Jannings 1929 oscar for his performance in The Way Of All Flesh was also for his performance in Josef Von Sternberg’s The Last Command, a film which, thankfully, still survives in a beautiful print restored by Janus Films. Go out and watch it as soon as you can. You won’t be disappointed.
8. The Great Gatsby (1926)
This film occupies this spot based on historical curiosity. Reviews of the film were mixed at the time, stating that the acting and direction were lacking, as well as damning the film’s preoccupation with money and cocktails. But the thing is, these reviews were written long before F. Scott Fitzgerald’s novel became the great American novel. They did not realize that they were commenting on the first attempt at filming the great 20th century classic.

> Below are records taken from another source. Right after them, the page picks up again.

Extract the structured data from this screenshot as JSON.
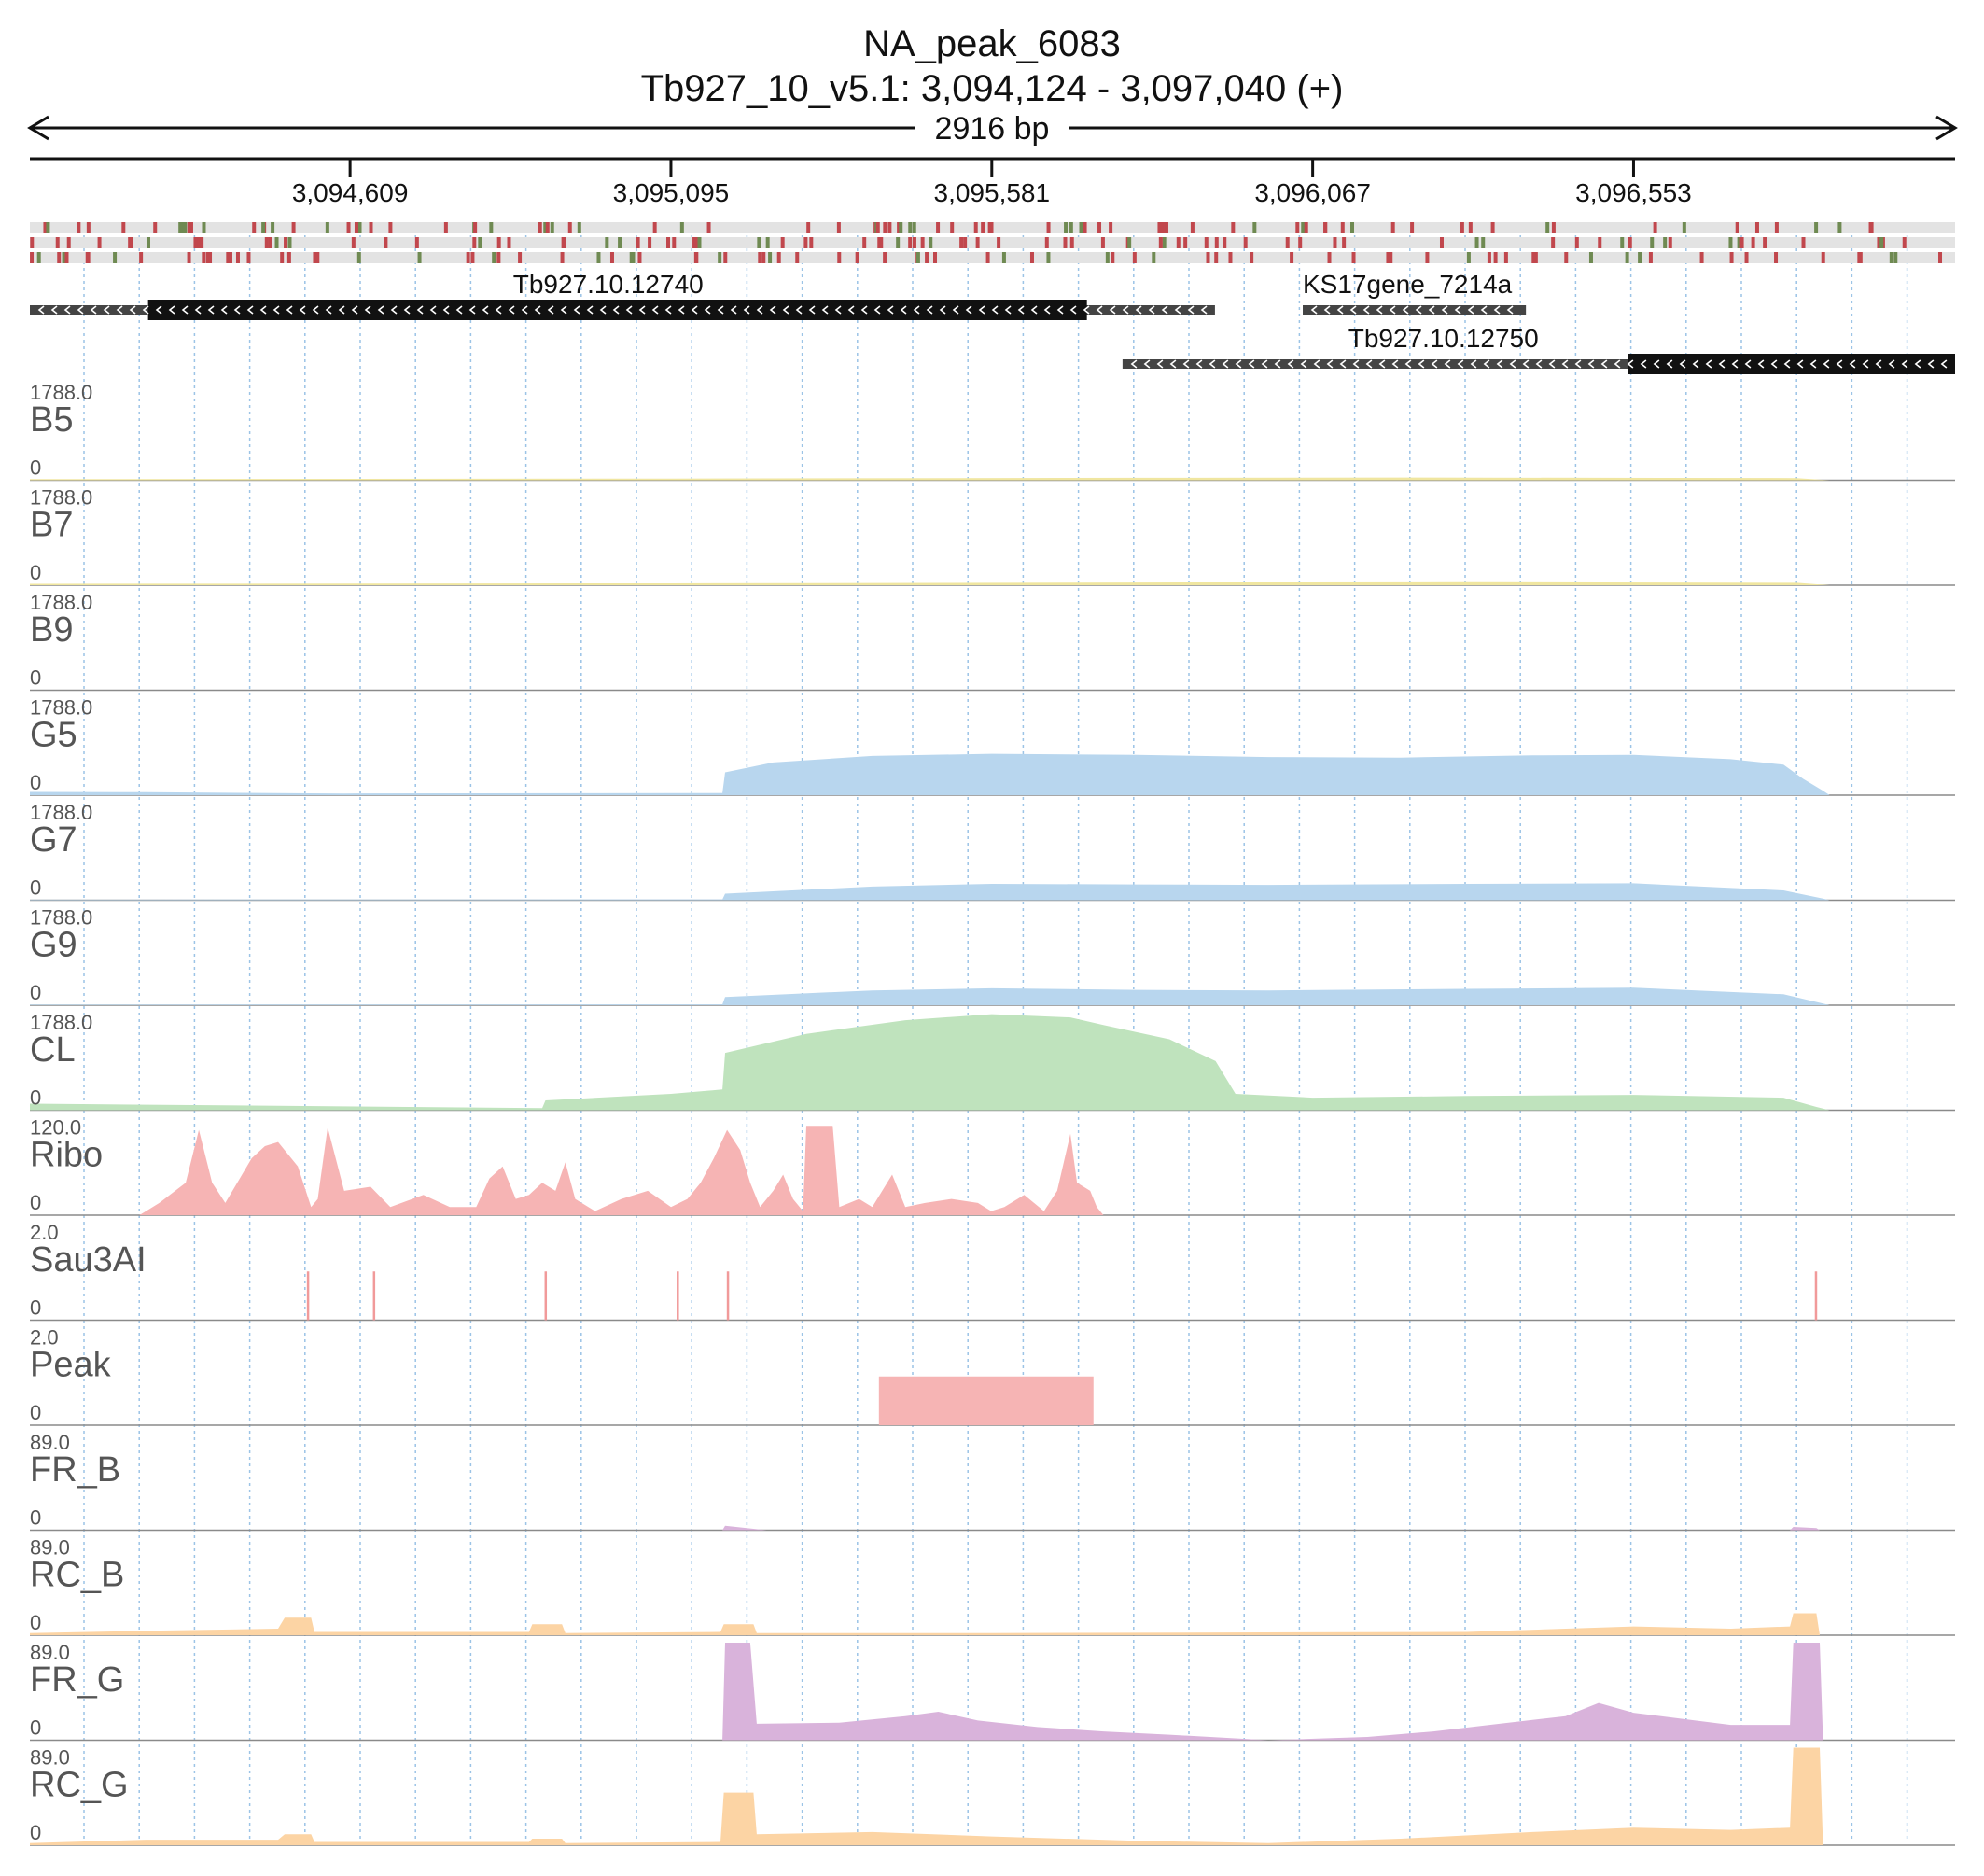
{
  "title": "NA_peak_6083",
  "subtitle": "Tb927_10_v5.1: 3,094,124 - 3,097,040 (+)",
  "span_label": "2916 bp",
  "region": {
    "start": 3094124,
    "end": 3097040
  },
  "ticks": [
    {
      "pos": 3094609,
      "label": "3,094,609"
    },
    {
      "pos": 3095095,
      "label": "3,095,095"
    },
    {
      "pos": 3095581,
      "label": "3,095,581"
    },
    {
      "pos": 3096067,
      "label": "3,096,067"
    },
    {
      "pos": 3096553,
      "label": "3,096,553"
    }
  ],
  "genes": [
    {
      "name": "Tb927.10.12740",
      "start": 3094124,
      "end": 3095919,
      "cds_start": 3094303,
      "cds_end": 3095725,
      "row": 0,
      "strand": "-"
    },
    {
      "name": "KS17gene_7214a",
      "start": 3096052,
      "end": 3096390,
      "row": 0,
      "strand": "-"
    },
    {
      "name": "Tb927.10.12750",
      "start": 3095779,
      "end": 3097040,
      "cds_start": 3096545,
      "cds_end": 3097040,
      "row": 1,
      "strand": "-"
    }
  ],
  "chart_data": {
    "type": "area",
    "x_range": [
      3094124,
      3097040
    ],
    "tracks": [
      {
        "name": "B5",
        "max_label": "1788.0",
        "min_label": "0",
        "ymax": 1788,
        "color": "#f0e6a0",
        "style": "area",
        "points": [
          [
            3094124,
            20
          ],
          [
            3095095,
            30
          ],
          [
            3095800,
            45
          ],
          [
            3096200,
            50
          ],
          [
            3096800,
            40
          ],
          [
            3096850,
            0
          ]
        ]
      },
      {
        "name": "B7",
        "max_label": "1788.0",
        "min_label": "0",
        "ymax": 1788,
        "color": "#f0e6a0",
        "style": "area",
        "points": [
          [
            3094124,
            25
          ],
          [
            3095095,
            35
          ],
          [
            3095800,
            50
          ],
          [
            3096300,
            55
          ],
          [
            3096800,
            45
          ],
          [
            3096850,
            0
          ]
        ]
      },
      {
        "name": "B9",
        "max_label": "1788.0",
        "min_label": "0",
        "ymax": 1788,
        "color": "#f0e6a0",
        "style": "area",
        "points": []
      },
      {
        "name": "G5",
        "max_label": "1788.0",
        "min_label": "0",
        "ymax": 1788,
        "color": "#b8d6ee",
        "style": "area",
        "points": [
          [
            3094124,
            60
          ],
          [
            3094300,
            55
          ],
          [
            3094600,
            30
          ],
          [
            3095173,
            40
          ],
          [
            3095177,
            420
          ],
          [
            3095250,
            600
          ],
          [
            3095400,
            720
          ],
          [
            3095581,
            760
          ],
          [
            3095800,
            740
          ],
          [
            3096000,
            700
          ],
          [
            3096200,
            690
          ],
          [
            3096400,
            730
          ],
          [
            3096553,
            740
          ],
          [
            3096700,
            660
          ],
          [
            3096780,
            560
          ],
          [
            3096810,
            300
          ],
          [
            3096840,
            80
          ],
          [
            3096850,
            0
          ]
        ]
      },
      {
        "name": "G7",
        "max_label": "1788.0",
        "min_label": "0",
        "ymax": 1788,
        "color": "#b8d6ee",
        "style": "area",
        "points": [
          [
            3094124,
            10
          ],
          [
            3095173,
            15
          ],
          [
            3095177,
            120
          ],
          [
            3095400,
            250
          ],
          [
            3095581,
            300
          ],
          [
            3095800,
            290
          ],
          [
            3096000,
            280
          ],
          [
            3096300,
            300
          ],
          [
            3096553,
            310
          ],
          [
            3096780,
            180
          ],
          [
            3096840,
            30
          ],
          [
            3096850,
            0
          ]
        ]
      },
      {
        "name": "G9",
        "max_label": "1788.0",
        "min_label": "0",
        "ymax": 1788,
        "color": "#b8d6ee",
        "style": "area",
        "points": [
          [
            3094124,
            10
          ],
          [
            3095173,
            15
          ],
          [
            3095177,
            150
          ],
          [
            3095400,
            270
          ],
          [
            3095581,
            310
          ],
          [
            3095800,
            280
          ],
          [
            3096000,
            270
          ],
          [
            3096300,
            300
          ],
          [
            3096553,
            320
          ],
          [
            3096780,
            200
          ],
          [
            3096840,
            30
          ],
          [
            3096850,
            0
          ]
        ]
      },
      {
        "name": "CL",
        "max_label": "1788.0",
        "min_label": "0",
        "ymax": 1788,
        "color": "#bfe3bd",
        "style": "area",
        "points": [
          [
            3094124,
            120
          ],
          [
            3094500,
            80
          ],
          [
            3094900,
            40
          ],
          [
            3094905,
            180
          ],
          [
            3095095,
            300
          ],
          [
            3095173,
            380
          ],
          [
            3095177,
            1050
          ],
          [
            3095300,
            1400
          ],
          [
            3095450,
            1650
          ],
          [
            3095581,
            1760
          ],
          [
            3095700,
            1700
          ],
          [
            3095750,
            1560
          ],
          [
            3095850,
            1300
          ],
          [
            3095920,
            900
          ],
          [
            3095950,
            300
          ],
          [
            3096067,
            230
          ],
          [
            3096300,
            260
          ],
          [
            3096553,
            280
          ],
          [
            3096780,
            230
          ],
          [
            3096830,
            60
          ],
          [
            3096850,
            0
          ]
        ]
      },
      {
        "name": "Ribo",
        "max_label": "120.0",
        "min_label": "0",
        "ymax": 120,
        "color": "#f6b4b4",
        "style": "area",
        "points": [
          [
            3094124,
            0
          ],
          [
            3094290,
            0
          ],
          [
            3094320,
            15
          ],
          [
            3094360,
            40
          ],
          [
            3094380,
            105
          ],
          [
            3094400,
            40
          ],
          [
            3094420,
            15
          ],
          [
            3094460,
            70
          ],
          [
            3094480,
            85
          ],
          [
            3094500,
            90
          ],
          [
            3094530,
            60
          ],
          [
            3094550,
            10
          ],
          [
            3094560,
            20
          ],
          [
            3094575,
            108
          ],
          [
            3094600,
            30
          ],
          [
            3094640,
            35
          ],
          [
            3094670,
            10
          ],
          [
            3094720,
            25
          ],
          [
            3094760,
            10
          ],
          [
            3094800,
            10
          ],
          [
            3094820,
            45
          ],
          [
            3094840,
            60
          ],
          [
            3094860,
            20
          ],
          [
            3094880,
            25
          ],
          [
            3094900,
            40
          ],
          [
            3094920,
            30
          ],
          [
            3094935,
            65
          ],
          [
            3094950,
            20
          ],
          [
            3094980,
            5
          ],
          [
            3095020,
            20
          ],
          [
            3095060,
            30
          ],
          [
            3095095,
            10
          ],
          [
            3095120,
            20
          ],
          [
            3095140,
            40
          ],
          [
            3095160,
            70
          ],
          [
            3095180,
            105
          ],
          [
            3095200,
            80
          ],
          [
            3095215,
            40
          ],
          [
            3095230,
            10
          ],
          [
            3095250,
            30
          ],
          [
            3095265,
            50
          ],
          [
            3095280,
            20
          ],
          [
            3095295,
            5
          ],
          [
            3095300,
            110
          ],
          [
            3095340,
            110
          ],
          [
            3095350,
            10
          ],
          [
            3095380,
            20
          ],
          [
            3095400,
            10
          ],
          [
            3095430,
            50
          ],
          [
            3095450,
            10
          ],
          [
            3095480,
            15
          ],
          [
            3095520,
            20
          ],
          [
            3095560,
            15
          ],
          [
            3095580,
            5
          ],
          [
            3095600,
            10
          ],
          [
            3095630,
            25
          ],
          [
            3095660,
            5
          ],
          [
            3095680,
            30
          ],
          [
            3095700,
            100
          ],
          [
            3095710,
            40
          ],
          [
            3095730,
            30
          ],
          [
            3095740,
            10
          ],
          [
            3095750,
            0
          ],
          [
            3097040,
            0
          ]
        ]
      },
      {
        "name": "Sau3AI",
        "max_label": "2.0",
        "min_label": "0",
        "ymax": 2,
        "color": "#f6b4b4",
        "style": "bars",
        "points": [
          [
            3094545,
            1
          ],
          [
            3094645,
            1
          ],
          [
            3094905,
            1
          ],
          [
            3095105,
            1
          ],
          [
            3095181,
            1
          ],
          [
            3096829,
            1
          ]
        ]
      },
      {
        "name": "Peak",
        "max_label": "2.0",
        "min_label": "0",
        "ymax": 2,
        "color": "#f6b4b4",
        "style": "rect",
        "points": [
          [
            3095410,
            1
          ],
          [
            3095735,
            1
          ]
        ]
      },
      {
        "name": "FR_B",
        "max_label": "89.0",
        "min_label": "0",
        "ymax": 89,
        "color": "#d9b3db",
        "style": "area",
        "points": [
          [
            3094124,
            0
          ],
          [
            3095173,
            0
          ],
          [
            3095177,
            4
          ],
          [
            3095210,
            2
          ],
          [
            3095240,
            0
          ],
          [
            3096790,
            0
          ],
          [
            3096795,
            3
          ],
          [
            3096830,
            2
          ],
          [
            3096835,
            0
          ]
        ]
      },
      {
        "name": "RC_B",
        "max_label": "89.0",
        "min_label": "0",
        "ymax": 89,
        "color": "#fcd4a4",
        "style": "area",
        "points": [
          [
            3094124,
            2
          ],
          [
            3094300,
            4
          ],
          [
            3094500,
            6
          ],
          [
            3094510,
            16
          ],
          [
            3094550,
            16
          ],
          [
            3094555,
            3
          ],
          [
            3094880,
            3
          ],
          [
            3094885,
            10
          ],
          [
            3094930,
            10
          ],
          [
            3094935,
            2
          ],
          [
            3095170,
            3
          ],
          [
            3095175,
            10
          ],
          [
            3095220,
            10
          ],
          [
            3095225,
            2
          ],
          [
            3095581,
            2
          ],
          [
            3096300,
            3
          ],
          [
            3096553,
            8
          ],
          [
            3096700,
            6
          ],
          [
            3096790,
            8
          ],
          [
            3096795,
            20
          ],
          [
            3096830,
            20
          ],
          [
            3096835,
            0
          ],
          [
            3097040,
            0
          ]
        ]
      },
      {
        "name": "FR_G",
        "max_label": "89.0",
        "min_label": "0",
        "ymax": 89,
        "color": "#d9b3db",
        "style": "area",
        "points": [
          [
            3094124,
            0
          ],
          [
            3095173,
            0
          ],
          [
            3095177,
            89
          ],
          [
            3095215,
            89
          ],
          [
            3095225,
            15
          ],
          [
            3095350,
            16
          ],
          [
            3095450,
            22
          ],
          [
            3095500,
            26
          ],
          [
            3095560,
            18
          ],
          [
            3095650,
            12
          ],
          [
            3095750,
            8
          ],
          [
            3095850,
            5
          ],
          [
            3096000,
            0
          ],
          [
            3096150,
            3
          ],
          [
            3096250,
            8
          ],
          [
            3096350,
            15
          ],
          [
            3096450,
            22
          ],
          [
            3096500,
            34
          ],
          [
            3096553,
            25
          ],
          [
            3096700,
            14
          ],
          [
            3096790,
            14
          ],
          [
            3096795,
            89
          ],
          [
            3096835,
            89
          ],
          [
            3096840,
            0
          ],
          [
            3097040,
            0
          ]
        ]
      },
      {
        "name": "RC_G",
        "max_label": "89.0",
        "min_label": "0",
        "ymax": 89,
        "color": "#fcd4a4",
        "style": "area",
        "points": [
          [
            3094124,
            2
          ],
          [
            3094300,
            5
          ],
          [
            3094500,
            5
          ],
          [
            3094510,
            10
          ],
          [
            3094550,
            10
          ],
          [
            3094555,
            3
          ],
          [
            3094880,
            3
          ],
          [
            3094885,
            6
          ],
          [
            3094930,
            6
          ],
          [
            3094935,
            2
          ],
          [
            3095170,
            3
          ],
          [
            3095175,
            48
          ],
          [
            3095220,
            48
          ],
          [
            3095225,
            10
          ],
          [
            3095400,
            12
          ],
          [
            3095581,
            8
          ],
          [
            3095800,
            4
          ],
          [
            3096000,
            2
          ],
          [
            3096200,
            6
          ],
          [
            3096400,
            12
          ],
          [
            3096553,
            16
          ],
          [
            3096700,
            14
          ],
          [
            3096790,
            16
          ],
          [
            3096795,
            89
          ],
          [
            3096835,
            89
          ],
          [
            3096840,
            0
          ],
          [
            3097040,
            0
          ]
        ]
      }
    ]
  }
}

So, why would this film be a masterpiece? It was made two years after the book was published. It stars actors who wear the same clothes, occupy the same rooms, and breath the same air as Jay Gatsby and Daisy Buchanan. They were in the thick of it. The roaring twenties were still roaring. Prohibition was still the law. There was no need to imagine what the wild parties were like because they were still raging.
Something tells me that this production of Gatsby was a triumph of production design and costuming. It’s as if Tolstoy had a chance to film Anna Karenina in the 1860’s. One can just imagine Scott and Zelda going to Rivoli theatre in New York City to watch the new photoplay of Scott’s most recent novel.
Though the film is now lost, a trailer still remains and was included as a bonus feature on the Blu-Ray of Baz Luhrmann’s most recent adaptation of the novel.
7. Cleopatra (1917)
Theda Bara was American cinema’s first real siren. She vamped her way through film after film in the mid to late teens. Most people agree that her greatest achievement was her portrayal of titular queen in William Fox’s 1917 production of Cleopatra.
The New York times said of Bara’s performance, “by dint of much rolling of eyes and many other maneuvers, contributes a thoroughly successful portrait of ‘the serpent of the Nile, the siren of the ages, and the eternal feminine,’ in the words of the screen, and thus does the ill-starred Queen of Egypt become the well-starred queen of movies.”
Cleopatra was one of the many films destroyed in the great fire at Fox studios in 1937. Sadly, most of Bara’s work for the studio was consumed as well. There are fragments of Cleopatra that survive, but they only open a small window into one of the screens earliest epics and brightest stars.
6. London After Midnight (1927)
The collaborations between Tod Browning and Lon Chaney produced many of silent cinema’s strangest and scariest films. Thankfully, most of them survive and have been restored in one form or another. Sadly, one of their greatest collaborations is one of the ones we have lost.
London After Midnight was the most commercially successful of Browning and Chaney’s collaborations. It was both a murder mystery and a horror film that shocked audiences and critics alike. Though the film has been lost since a fire at the MGM vault claimed it in 1967, Chaney’s make-up from the film has transcended ages as one of his greatest achievements.
In the film, Chaney had the dual role of Scotland Yard detective and wicked hypnotist with sharpened teeth. Through still photographs, plastic model kits, and Basil Gogos paintings in Famous Monsters of Filmland, generations of horror fans grew to long for Chaney’s lost masterpiece.
Though contemporary reviews were decidedly mixed, claiming the film was incoherent, Chaney’s performance was probably as great as any he gave. Seeing as he would die only three years later, any lost performance of his is a great loss. London After Midnight happens to be one of the greatest.